Apesar de ser lotada no gabinete do vereador, ela disse que tomou a decisão de se deslocar a Brasília por conta própria e que todos os gastos com a viagem foram pagos de seu próprio bolso. “O vereador não tem nada a ver com isso. Eu que quis ir. Eu vim cobrá-lo como cidadã. Eu me decepcionei com ele”, disse.

A atriz conta que fez campanha para Bolsonaro em 2018 e que acreditava que, no exercício do mandato, ele cumpriria o que prometeu. “Ele tem traído a população. Ele tem feito conchavo com os partidos do centrão e entregado cargos a eles.”

Ela relatou que decidiu deixar o Palácio da Alvorada após ter sido hostilizada por outros eleitores. “O clima estava hostil. Então eu pedi para sair de lá”, afirmou.

Após a crítica da atriz, o GSI (Gabinete de Segurança Institucional) passou a avaliar mudanças no acesso de populares ao Alvorada. O receio é o de que o episódio possa estimular outros grupos a infiltrar manifestantes no cercadinho de eleitores.

Uma das ideias em estudo é formar dois espaços. Um deles, dentro do Alvorada, de nomes já registrados no sistema da Presidência e que, portanto, já frequentaram o espaço e não fizeram cíticas ao presidente. E um outro, próximo à área dos jornalistas, do lado de fora da residência oficial, para novos simpatizantes.

Segundo assessores presidenciais, o nome e a foto da atriz já foram incluídos em uma lista da segurança presidencial de nomes proibidos de acessar o local.

Na relação, está também o haitiano Jean Makeson, que em março disse a Bolsonaro que ele não era mais o presidente do Brasil e que seu governo havia acabado, o que constrangeu o chefe do Poder Executivo.

O Brasil registrou na terça-feira (9) 719.449 casos confirmados do coronavírus e 37.840 óbitos pela doença.​ Os dados são fruto de uma colaboração inédita entre O Estado de S. Paulo, Extra, Folha, O Globo, G1 e UOL para reunir e informar números sobre o novo coronavírus.

As informações são coletadas com as Secretarias de Saúde, e o balanço é fechado às 20h de cada dia. A doença mata mais de um brasileiro por minuto e faz mais vítimas que doenças cardíacas, câncer, acidentes de trânsito e homicídios.

Diferentemente dos demais países com grande número de casos, o Brasil ainda não começou a achatar a curva de disseminação da doença.
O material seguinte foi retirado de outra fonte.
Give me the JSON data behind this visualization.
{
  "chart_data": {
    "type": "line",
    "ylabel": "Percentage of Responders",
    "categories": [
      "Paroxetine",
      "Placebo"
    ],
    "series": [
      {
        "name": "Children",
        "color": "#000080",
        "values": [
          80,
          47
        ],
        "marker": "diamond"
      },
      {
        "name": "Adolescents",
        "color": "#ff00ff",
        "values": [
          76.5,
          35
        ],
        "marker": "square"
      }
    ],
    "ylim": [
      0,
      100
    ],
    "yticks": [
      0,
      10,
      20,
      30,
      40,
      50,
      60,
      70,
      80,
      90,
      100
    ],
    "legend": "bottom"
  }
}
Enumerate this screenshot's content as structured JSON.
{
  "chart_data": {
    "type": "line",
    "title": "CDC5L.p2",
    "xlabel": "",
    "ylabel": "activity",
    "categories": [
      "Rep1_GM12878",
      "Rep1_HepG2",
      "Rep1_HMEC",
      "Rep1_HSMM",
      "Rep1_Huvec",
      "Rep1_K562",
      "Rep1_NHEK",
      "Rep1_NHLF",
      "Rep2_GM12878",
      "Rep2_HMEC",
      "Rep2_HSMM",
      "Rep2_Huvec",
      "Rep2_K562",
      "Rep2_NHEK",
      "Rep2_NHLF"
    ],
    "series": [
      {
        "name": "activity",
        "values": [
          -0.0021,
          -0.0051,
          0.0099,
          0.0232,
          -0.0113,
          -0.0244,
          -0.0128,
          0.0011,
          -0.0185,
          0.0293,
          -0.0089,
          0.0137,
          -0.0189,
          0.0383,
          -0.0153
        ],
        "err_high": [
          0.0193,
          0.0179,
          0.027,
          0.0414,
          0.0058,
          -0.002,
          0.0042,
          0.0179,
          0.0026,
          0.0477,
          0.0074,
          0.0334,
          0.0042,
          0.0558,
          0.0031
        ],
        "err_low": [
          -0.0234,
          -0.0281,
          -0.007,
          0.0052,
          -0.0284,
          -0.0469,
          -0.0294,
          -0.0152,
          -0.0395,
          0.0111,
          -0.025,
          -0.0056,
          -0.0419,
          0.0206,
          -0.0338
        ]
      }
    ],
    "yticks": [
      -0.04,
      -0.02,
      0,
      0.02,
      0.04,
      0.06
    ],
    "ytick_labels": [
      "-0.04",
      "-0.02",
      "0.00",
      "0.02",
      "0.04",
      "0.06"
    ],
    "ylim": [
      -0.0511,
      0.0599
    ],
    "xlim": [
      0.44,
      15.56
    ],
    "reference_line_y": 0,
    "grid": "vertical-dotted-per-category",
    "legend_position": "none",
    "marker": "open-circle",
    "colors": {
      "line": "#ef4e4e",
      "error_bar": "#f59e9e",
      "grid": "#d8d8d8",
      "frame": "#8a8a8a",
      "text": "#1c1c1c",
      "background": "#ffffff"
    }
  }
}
Na entrada do Palácio da Alvorada, o presidente criticou a OMS (Organização Mundial de Saúde) e disse que ela costuma voltar atrás em anúncios.Ele se referiu a um mal-entendido sobre a declaração de uma integrante do órgão mundial sobre a transmissão do coronavírus por assintomáticos.

"Ela disse que o pessoal assintomático não transmite. Aí voltou atrás de novo. Parece que tem algo mais grave por trás disso tudo. É quebrar os países", afirmou.